G-Rob and I missed the driveway into the pub and busted a U-turn in the middle of a busy highway. Our tires crunched on rock as we slid into the small gravel parking lot. The entire bar could've fit in the downstairs floor of my house. It was barely big enough to hold G-Rob's hair, let alone his ego and my enormous sense of self-loathing.
It was a Friday night around 7pm. Nobody reasonable goes to places like this, least of all suburban fathers with mortgages and firm grasps on their drinking problem. No, these places are for professional drunks who don't quaff martinis before sundown and certainly don't have many people who give a damn or dram where they are.
We two suburban fathers, however, find ourselves in these dives more often than we do the trendy or chain bars in town. We look for out of-the-way Quonset huts and cinder block buildings where the floor really does smell like beer and the people only look up from their drinks to make sure you aren't the police.

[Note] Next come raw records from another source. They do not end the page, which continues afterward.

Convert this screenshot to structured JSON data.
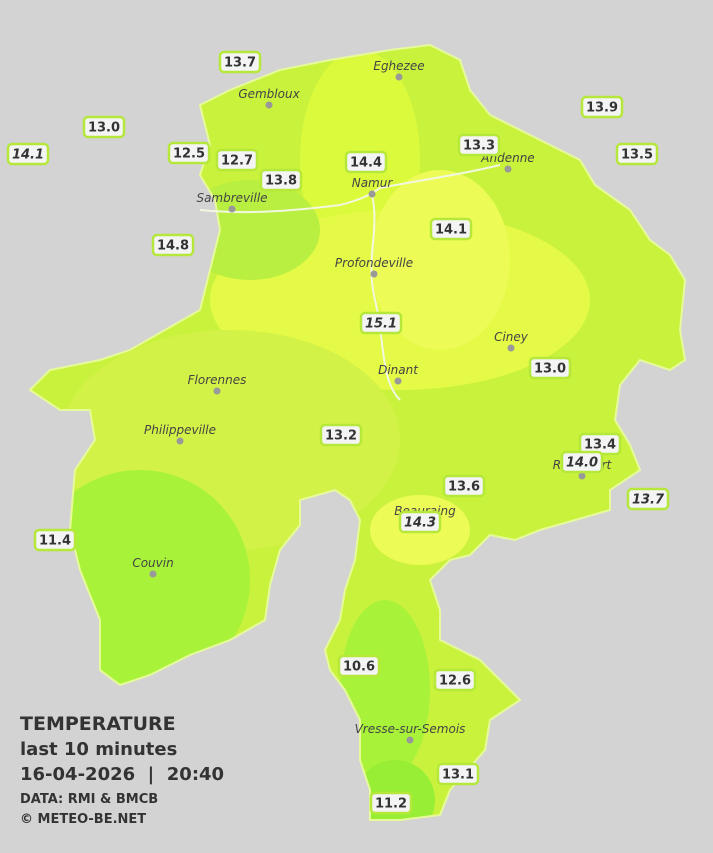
{
  "cities": [
    "Eghezee",
    "Gembloux",
    "Andenne",
    "Namur",
    "Sambreville",
    "Profondeville",
    "Ciney",
    "Dinant",
    "Florennes",
    "Philippeville",
    "Rochefort",
    "Beauraing",
    "Couvin",
    "Vresse-sur-Semois"
  ],
  "stations": [
    "13.7",
    "13.0",
    "14.1",
    "12.5",
    "12.7",
    "13.8",
    "14.4",
    "13.3",
    "13.9",
    "13.5",
    "14.8",
    "14.1",
    "15.1",
    "13.0",
    "13.2",
    "13.4",
    "14.0",
    "13.6",
    "14.3",
    "13.7",
    "11.4",
    "10.6",
    "12.6",
    "13.1",
    "11.2"
  ],
  "legend": {
    "title": "TEMPERATURE",
    "subtitle": "last 10 minutes",
    "timestamp": "16-04-2026  |  20:40",
    "source": "DATA: RMI & BMCB",
    "copyright": "© METEO-BE.NET"
  }
}
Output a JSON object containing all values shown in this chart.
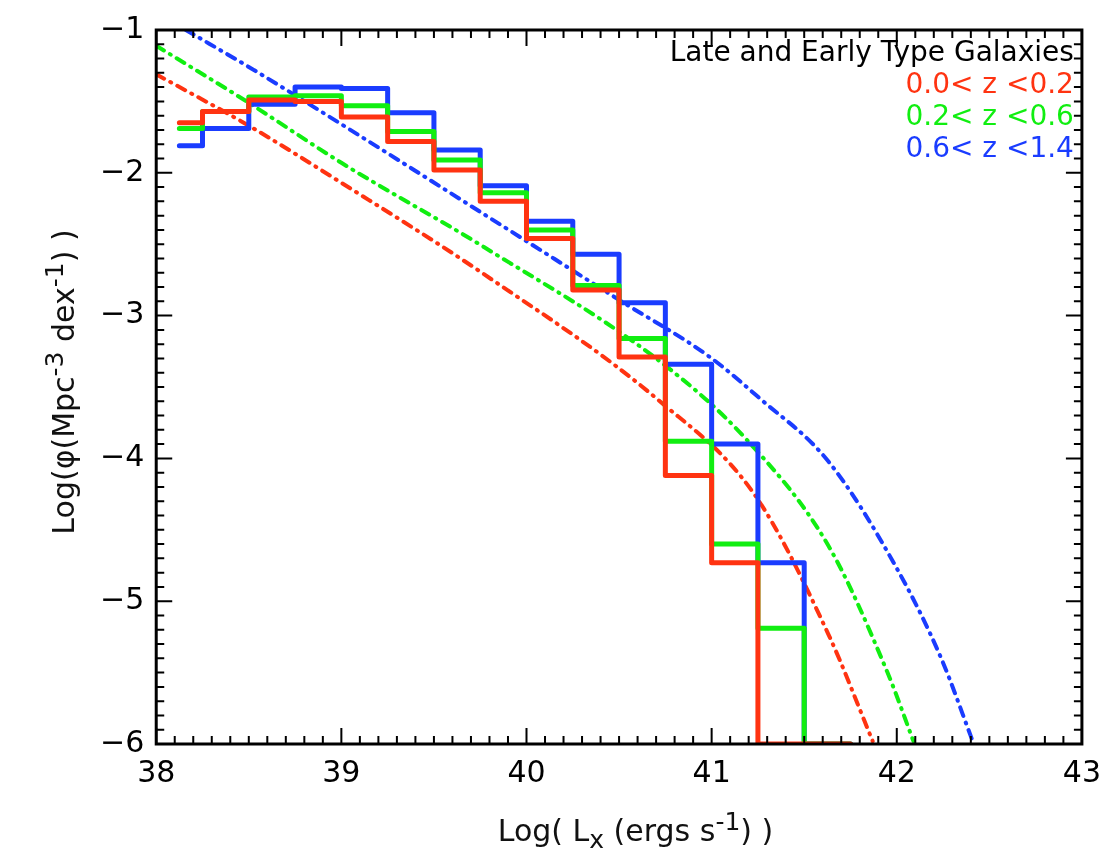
{
  "chart_data": {
    "type": "histogram",
    "xlabel": "Log( L$_{x}$ (ergs s$^{-1}$) )",
    "ylabel": "Log(φ(Mpc$^{-3}$ dex$^{-1}$) )",
    "legend_title": "Late and Early Type Galaxies",
    "legend": "top right",
    "grid": false,
    "bins": [
      38.125,
      38.25,
      38.5,
      38.75,
      39,
      39.25,
      39.5,
      39.75,
      40,
      40.25,
      40.5,
      40.75,
      41,
      41.25,
      41.5,
      41.75
    ],
    "series": [
      {
        "name": "0.0< z <0.2",
        "color": "#ff3311",
        "values": [
          -1.65,
          -1.57,
          -1.49,
          -1.5,
          -1.61,
          -1.78,
          -1.98,
          -2.2,
          -2.46,
          -2.82,
          -3.29,
          -4.12,
          -4.73,
          -6,
          -6
        ]
      },
      {
        "name": "0.2< z <0.6",
        "color": "#11ee11",
        "values": [
          -1.69,
          -1.57,
          -1.47,
          -1.46,
          -1.53,
          -1.71,
          -1.91,
          -2.14,
          -2.4,
          -2.79,
          -3.16,
          -3.88,
          -4.6,
          -5.19,
          -6
        ]
      },
      {
        "name": "0.6< z <1.4",
        "color": "#1a3cff",
        "values": [
          -1.81,
          -1.69,
          -1.52,
          -1.4,
          -1.41,
          -1.58,
          -1.84,
          -2.09,
          -2.34,
          -2.57,
          -2.91,
          -3.34,
          -3.9,
          -4.73,
          -6
        ]
      },
      {
        "type": "line",
        "line_style": "dashed",
        "color": "#ff3311",
        "x": [
          38,
          38.5,
          39,
          39.77,
          40.72,
          41.23,
          41.63,
          41.87
        ],
        "values": [
          -1.31,
          -1.67,
          -2.07,
          -2.71,
          -3.6,
          -4.25,
          -5.23,
          -5.98
        ]
      },
      {
        "type": "line",
        "line_style": "dashed",
        "color": "#11ee11",
        "x": [
          38,
          38.5,
          39,
          39.77,
          40.72,
          41.19,
          41.63,
          41.95,
          42.09
        ],
        "values": [
          -1.11,
          -1.51,
          -1.93,
          -2.52,
          -3.32,
          -3.87,
          -4.61,
          -5.5,
          -5.98
        ]
      },
      {
        "type": "line",
        "line_style": "dashed",
        "color": "#1a3cff",
        "x": [
          38.16,
          38.54,
          39,
          39.77,
          40.5,
          40.99,
          41.26,
          41.63,
          42,
          42.24,
          42.41
        ],
        "values": [
          -1,
          -1.29,
          -1.66,
          -2.29,
          -2.89,
          -3.29,
          -3.58,
          -4.02,
          -4.77,
          -5.4,
          -5.98
        ]
      }
    ],
    "xlim": [
      38,
      43
    ],
    "ylim": [
      -6,
      -1
    ],
    "xticks": [
      38,
      39,
      40,
      41,
      42,
      43
    ],
    "yticks": [
      -6,
      -5,
      -4,
      -3,
      -2,
      -1
    ]
  }
}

I picked the place Friday because Mapquest said it was the closest possible drinking establishment to a poker game G-Rob and I were hitting. Trendy names and dueling pianos be damned, this place simply called itself the name of its city and "Pub."
I knew I would love it before we even sat down. My belief was confirmed when the bleach-blonde 40-something behind the bar gave G-Rob and me a look that said, "Oh, give me a fucking break."
"IDs," she sighed.
See, it's not that people in places like this don't like you. It's that they don't like the idea of you. You are something new, something they can't immediately trust, something they have to work to know. That kind of activity is not what dive bars are about. The places where I feel most welcome are the places where I can walk into an established routine, even if it is not my own.
I stuck my hand in my pocket and pulled out my drivers license. "I have gray in my beard," I said as I handed it in the direction of the woman's ample bosom.
She looked me straight in the eye. "I don't care," she said.
The two beers we ordered were cold and appeared immediately in front of us. The bar was comfortable and everybody except G-Rob and I knew each other.
I caught G-Rob's eye and nodded toward the back of the room where seven or eight guys were sitting around the table. Someone was dealing from a red deck. No chips were in sight, but it was obvious the game was serious. No matter they were drinking some concoction made out of Crown Royal and Rumplemintz, they were into what they're doing.
"Playing cards back there," I said aloud, half to point out the obvious and half to see if the bartender would eavesdrop and fill me in on what they were doing.
G-Rob did a half-turn on his barstool and took a look.
"Somebody just passed some money across the table," he said.
We had a poker game to go to. It was a safe place where there was no chance of robbery or arrest. There was no chance of cheating and no chance of getting knifed in the gravel parking lot. Still, we were intrigued.
G-Rob noted someone had just mentioned trip queens getting beat by trip aces.
"Are they playing on paper?" I wondered aloud.
It seemed like such a game would be difficult to pull off, especially for a group of guys hopped up on peppermint schnapps.
"It's Guts," said the guy sitting on the other side of me. I came to think of him as our new best friend.
This is how you survive in a dive bar. This is how you survive in a gambling hole. You find one guy who is willing to let you in and show you the ropes. If you decide you can trust him, you're good as long as you want to be.
"Four card Guts," he said, "With a discard. $20 a hand. You can drop if you want to, but if you're in, you're in."
He went on to tell us that winning and losing $500 is not impossible in the game. He further told us the game runs nearly every night and well into the dark hours.
This is the beauty of gambling holes. You will not find people playing cards at the Applebees bar. Liberty Taproom may have a great selection of beer, but the chances of rolling dice for "however much cash is in this envelope" are slim to none. This little pub, though, was all about gambling--cops, preachers, and wives be damned.
If we'd stayed a week, we could've played four card Guts with the drunk and sunburned. We could've played a game in which a winning raffle ticket earns you a roll of the dice and a successful roll of the dice earns you a draw from a deck and a successful joker-pull from the deck can earn you...
"I won $7,000 one night," our new friend said. "They had to walk me out to my car." And I believed him, because there is no real reason to make up something that ridiculous.
We didn't have a week. We had but an hour, time to roll the dice for the envelope money, time to laugh at the guy at the end of the bar who said, "Do you know the odds of actually--oh, nevermind."
We knew the odds and we didn't care. The dice could've been weighted for all we cared. There could've been only deuces and threes on them. We still filled the cup, slammed the dice on the bar, and sighed happily when we lost. It was action, in a public place, where nearly everything that was happening was in some way illegal.
It was perfect.
We walked back out into the sunlight on the way to our surburban poker game where the table stakes were much higher, but the romance was the same as an entree from Ruby Tuesday.
No, we don't haunt or hunt in the underground games much anymore, but the glimmer in both of our eyes as we finished our beers was enough to say without saying, "Damn, we would if we could."